Enter the risk managers. Faced with the same problem, the T30 member said his plan to mitigate the increases was to cut coverage and concurrently resurrect the company’s ERM program to help prevent insurance events from happening in the first place.

  • “We took much less coverage than in the past,” the member said. “And then took this opportunity to reinstate the ERM program and pay more attention to process controls and the like.” He added that he felt the company was “in good shape” following the change.
  • Another member took a similar tack, using ERM to flesh out “what risks can break our company.” This exercise, he said, would better inform them as to “where to spend our insurance dollars.”

Getting out front. The idea of getting ahead of risks is gaining currency, not just in ERM but in internal audit, too. This means IA and ERM would need to be part of strategic discussions. One ERM member said one of his goals for 2021 was better decision-making across the company and management.

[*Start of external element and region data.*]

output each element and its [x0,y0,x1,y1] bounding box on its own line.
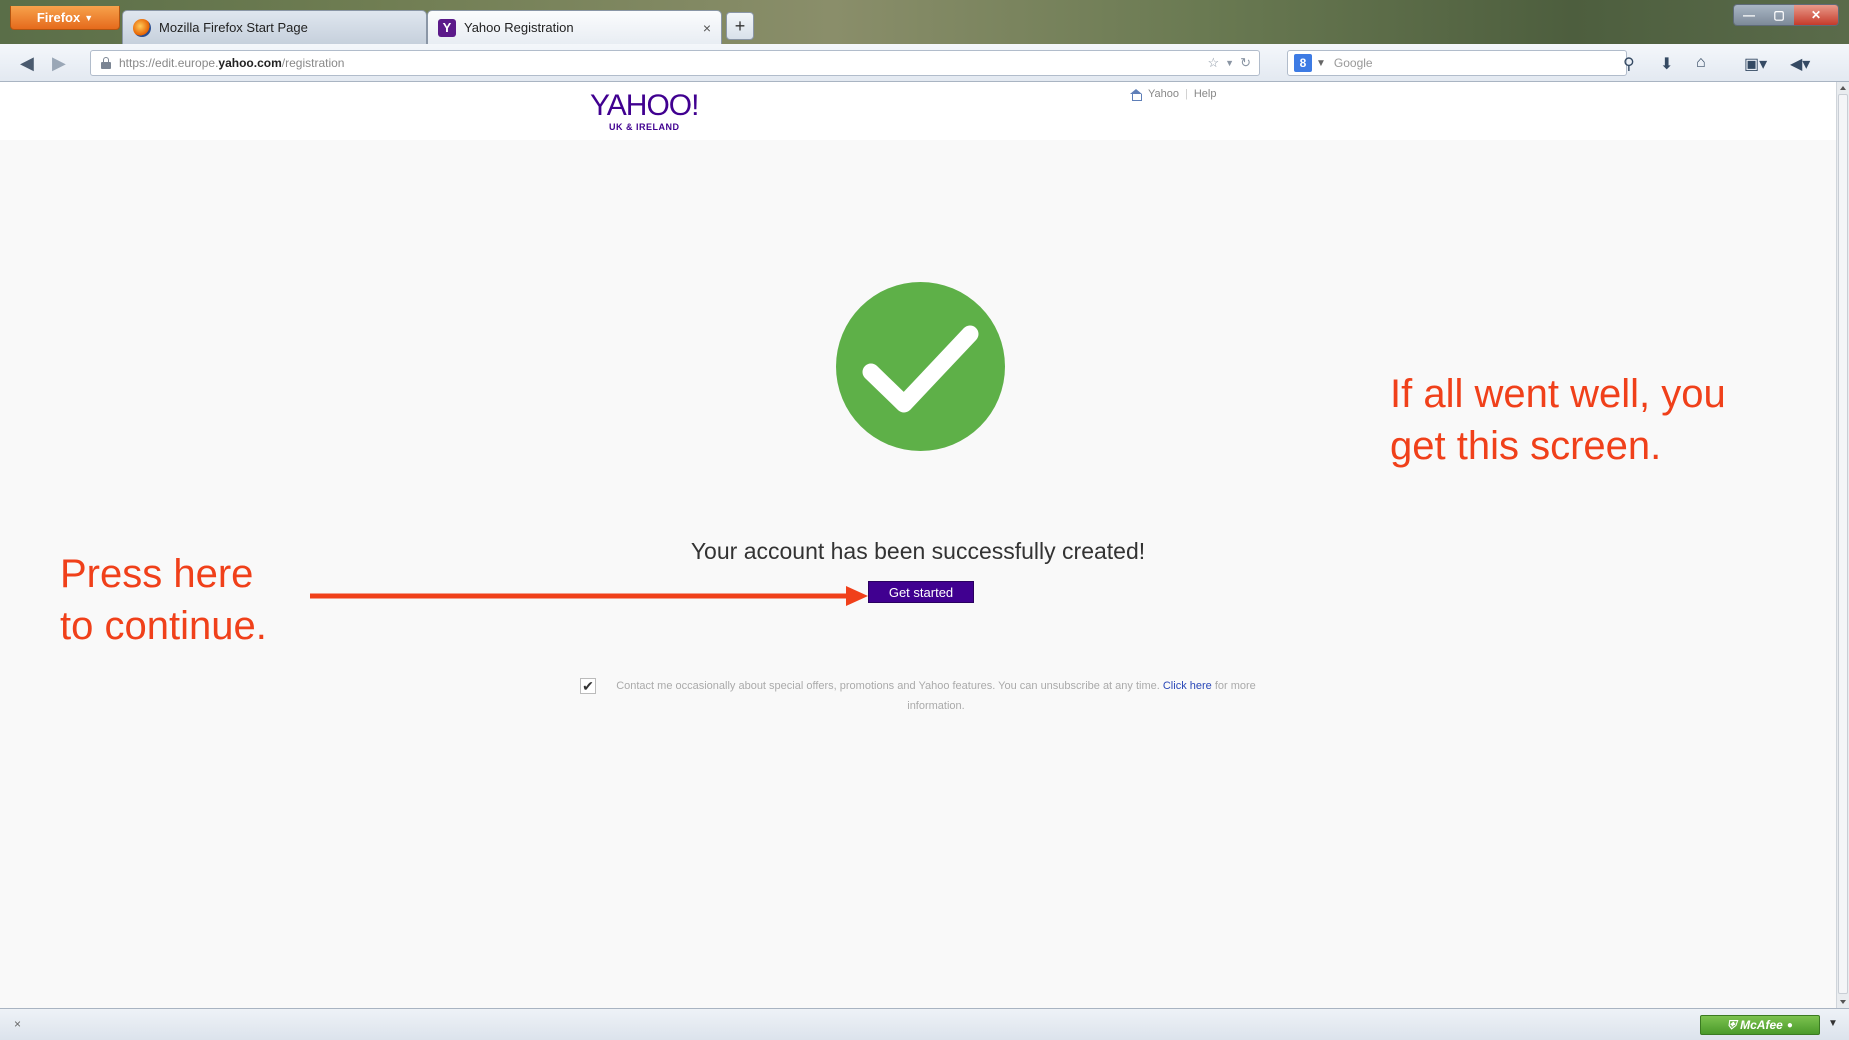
tab-title: Mozilla Firefox Start Page [159,20,308,35]
firefox-menu-button[interactable]: Firefox ▼ [10,6,120,30]
close-addon-bar-icon[interactable]: × [14,1017,21,1031]
click-here-link[interactable]: Click here [1163,680,1212,692]
yahoo-home-link[interactable]: Yahoo [1148,88,1179,100]
vertical-scrollbar[interactable] [1836,82,1849,1008]
status-bar: × ⛨ McAfee ● ▼ [0,1008,1849,1040]
logo-main: YAHOO! [590,89,699,122]
tab-yahoo-registration[interactable]: Y Yahoo Registration × [427,10,722,44]
navigation-bar: ◀ ▶ https://edit.europe. yahoo.com /regi… [0,44,1849,82]
forward-arrow-icon[interactable]: ▶ [52,53,66,74]
consent-text-before: Contact me occasionally about special of… [616,680,1160,692]
tab-firefox-start-page[interactable]: Mozilla Firefox Start Page [122,10,427,44]
checkmark-icon [862,325,979,413]
minimize-button[interactable]: — [1734,5,1764,25]
success-message: Your account has been successfully creat… [690,538,1146,564]
bookmarks-icon[interactable]: ▣▾ [1744,54,1767,74]
search-engine-dropdown-icon[interactable]: ▼ [1316,58,1326,69]
star-icon[interactable]: ☆ [1208,55,1220,71]
title-bar: Firefox ▼ Mozilla Firefox Start Page Y Y… [0,0,1849,44]
lock-icon [101,57,111,69]
page-content: YAHOO! UK & IRELAND Yahoo | Help Your ac… [0,82,1836,1008]
pocket-icon[interactable]: ◀▾ [1790,54,1810,74]
consent-checkbox[interactable]: ✔ [580,678,596,694]
divider: | [1185,88,1188,100]
url-domain: yahoo.com [218,56,282,70]
url-actions: ☆ ▼ ↻ [1208,55,1259,71]
annotation-press-here: Press here to continue. [60,548,267,652]
scroll-thumb[interactable] [1838,94,1848,994]
tab-title: Yahoo Registration [464,20,574,35]
mcafee-status-icon: ● [1786,1019,1793,1031]
back-arrow-icon[interactable]: ◀ [20,53,34,74]
header-links: Yahoo | Help [1130,88,1217,101]
search-input[interactable]: 8 ▼ Google [1287,50,1627,76]
url-prefix: https://edit.europe. [119,56,219,70]
mcafee-button[interactable]: ⛨ McAfee ● [1700,1015,1820,1035]
url-bar[interactable]: https://edit.europe. yahoo.com /registra… [90,50,1260,76]
logo-sub: UK & IRELAND [608,122,680,132]
maximize-button[interactable]: ▢ [1764,5,1794,25]
reload-icon[interactable]: ↻ [1240,55,1251,71]
download-icon[interactable]: ⬇ [1660,54,1673,74]
google-icon: 8 [1294,54,1312,72]
yahoo-favicon: Y [438,18,456,37]
success-checkmark-icon [836,282,1005,451]
window-controls: — ▢ ✕ [1733,4,1839,26]
close-tab-icon[interactable]: × [703,20,711,36]
consent-section: ✔ Contact me occasionally about special … [580,676,1260,716]
scroll-up-icon[interactable] [1840,86,1846,90]
mcafee-label: McAfee [1740,1018,1783,1032]
get-started-button[interactable]: Get started [868,581,974,603]
yahoo-logo[interactable]: YAHOO! UK & IRELAND [590,89,699,133]
annotation-line: to continue. [60,604,267,648]
scroll-down-icon[interactable] [1840,1000,1846,1004]
mcafee-icon: ⛨ [1727,1017,1737,1032]
search-icon[interactable]: ⚲ [1623,54,1635,74]
new-tab-button[interactable]: + [726,12,754,40]
firefox-menu-label: Firefox [36,10,81,25]
help-link[interactable]: Help [1194,88,1217,100]
home-icon[interactable]: ⌂ [1696,54,1706,72]
annotation-line: Press here [60,552,254,596]
annotation-line: get this screen. [1390,424,1662,468]
consent-text: Contact me occasionally about special of… [580,676,1260,716]
close-window-button[interactable]: ✕ [1794,5,1838,25]
mcafee-dropdown-icon[interactable]: ▼ [1828,1018,1838,1029]
url-path: /registration [281,56,345,70]
dropdown-icon[interactable]: ▼ [1225,58,1234,68]
annotation-line: If all went well, you [1390,372,1726,416]
search-placeholder: Google [1333,56,1373,70]
page-header: YAHOO! UK & IRELAND Yahoo | Help [0,82,1836,140]
chevron-down-icon: ▼ [84,12,94,23]
annotation-success-screen: If all went well, you get this screen. [1390,368,1726,472]
home-icon [1130,88,1142,101]
firefox-icon [133,18,151,37]
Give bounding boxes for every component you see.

  • “Better decision quality can be affected at all levels,” the risk manager said. He added that he was going to “pitch a decision-making plan” to management, hiring a third party to educate the management team and others.
  • Echoing this sentiment, one internal auditor in another meeting said recently that her IA shop was “moving away from the traditional way of auditing and asking questions ahead of big decisions.”
  • “We want to drive the behavior instead of chasing things down in an audit later on,” she said. “When you’re there at the beginning, it makes it easier.” She brought up an example of systems implementation and offering advice on how it should go.